Obviously, I need to change my focus. And what is the secret? I think that our fellowship with one another turns into joy and rejoicing when our worship is based on truly worshipping God – praising Him and focusing on the covenants we have made with Him. I think that our worship becomes more joyful when we are principle based in our Sunday Meetings. Our worship becomes more joyful when it is focused on the Spirit of God – who is the true teacher, testator, and comforter.

So how do we do this?

Sometimes, we are blessed to live in a ward where this happens naturally with the leadership of the ward. Sometimes, we are blessed to live in a place where the “mix” of people lends itself to service and pure love with one another. The feeing of pure love that we feel in wards like this are such a blessing. Then, we can have the blessings of our covenants and worship without some kind of strange strife.

Other times, we face different challenges. Maybe no one is at fault, specifically. Maybe it is just a different dynamic between people. I mean, we can even face this in our families. In any case, there are times when we are members of a ward where feeling this kind of love and Brother/sister-hood isn’t as clear. We go to church to renew our covenants and show our love to God, but then we have to fight through the feelings of inadequacy, strife, or even sadness. We aren’t always welcomed with open arms. Some wards feel “clique-y” other wards feel over-zealous. And, as I said – I don’t think it is the fault of a single person. It may just be a strange combination…or a full moon.

But this happens. And what do we do? It’s a real challenge.

Some people might say, “Well, you don’t go to church for the people, and if you are offended, then you just don’t have a strong enough testimony.” I kind of used to be this type of a person. The truth is, this is not a charitable sentiment. In fact, it is probably the sentiment of a person who has had the luxury of never feeling hurt or challenged by the dynamic found in their ward.

OKAY. So what do we do?! How can we experience the great joy of fellowshipping with other saints?

Two ideas:

  1. Take it to the Lord. I know this seems obvious, but here’s what I mean. It’s okay to feel how you feel. Tell the Lord how you feel. As you pray, try to seek in your heart why you are feeling this way. Dig deep, though. Don’t just say, “People are mean.” So people are mean, what else. What does that matter if people are mean to you? What does it matter if you feel like an outcast. Keep probing, and if you do this probing in the form of a meditative prayer, then the Spirit will be able to help you to understand your emotions, detach from them, feel His comfort, and then find a solution.
  2. Serve others. I have found that the quickest way to care about someone else is to serve them.

    I was in a ward where I was having a particularly difficult time. The worst day/time of my week was church. It was hard to want to go. I struggled to feel the Spirit. It was a source of pain for me, and I was tempted to take the easy out.
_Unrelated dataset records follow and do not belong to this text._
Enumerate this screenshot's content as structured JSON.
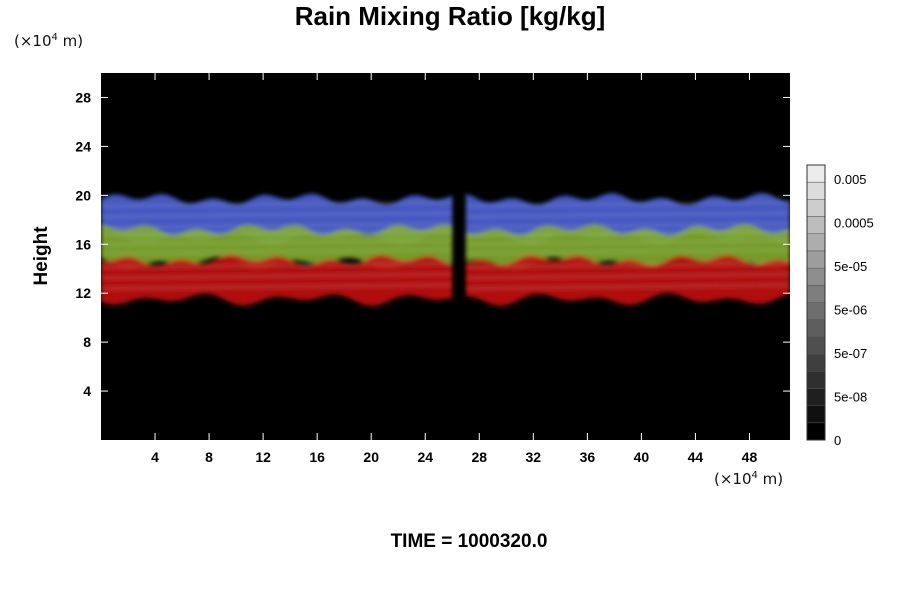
{
  "chart_data": {
    "type": "heatmap",
    "title": "Rain Mixing Ratio [kg/kg]",
    "ylabel": "Height",
    "xlabel": "",
    "y_unit": {
      "prefix": "(×10",
      "exp": "4",
      "suffix": " m)"
    },
    "x_unit": {
      "prefix": "(×10",
      "exp": "4",
      "suffix": " m)"
    },
    "xlim": [
      0,
      51
    ],
    "ylim": [
      0,
      30
    ],
    "x_ticks": [
      4,
      8,
      12,
      16,
      20,
      24,
      28,
      32,
      36,
      40,
      44,
      48
    ],
    "y_ticks": [
      4,
      8,
      12,
      16,
      20,
      24,
      28
    ],
    "layers": [
      {
        "name": "blue",
        "y_bottom": 16.5,
        "y_top": 20,
        "color": "#4a5ed0"
      },
      {
        "name": "green",
        "y_bottom": 14.5,
        "y_top": 17.5,
        "color": "#7fa82c"
      },
      {
        "name": "red",
        "y_bottom": 11.5,
        "y_top": 15.0,
        "color": "#c01212"
      }
    ],
    "gap_x": [
      26,
      27
    ],
    "colorbar": {
      "labels": [
        "0.005",
        "0.0005",
        "5e-05",
        "5e-06",
        "5e-07",
        "5e-08",
        "0"
      ],
      "bands": 16
    },
    "time_label": "TIME = 1000320.0"
  },
  "colors": {
    "background": "#000000",
    "foreground": "#ffffff"
  }
}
    As I went to the Lord, I had the impression to serve. And I did it in secret. Though I didn’t forge any new friendships, and I still felt somewhat “left out,” I would overhear people talk about the ways that they had been secretly served. I witnessed that the Lord is aware of His children. And I felt joy knowing that I was able to be a part of answered prayer. I never got direct credit for anything I did. And I don’t want it now. I just share it because it was a real solution for me.

    It was the only way that I was able to stop thinking about church as a way to feel good. Instead, it was a way to listen and think of ways to serve others. And, in serving others, my love and concern for them grew, and I started having a joyful time at church – even though none of my conditions at that ward actually changed much.

Anyway – long post. I just want to say that I know that the joy of fellowship with our brothers and sisters in our wards can be such a blessing. It can be a bright part of our days and weeks. I also know that the opposite is destructive. I know that Satan knows it, too, and that he is always trying to deter us from loving one another.

We can choose to focus on what’s important – instead of getting distracted by little programs. We can choose to focus on the Savior, on loving and serving one another. We can choose to allow our pain be swallowed up by Christ, even if it is something still being inflicted upon us. We can feel joy – even if the circumstances we experience aren’t like those of the people in the Book of Helaman.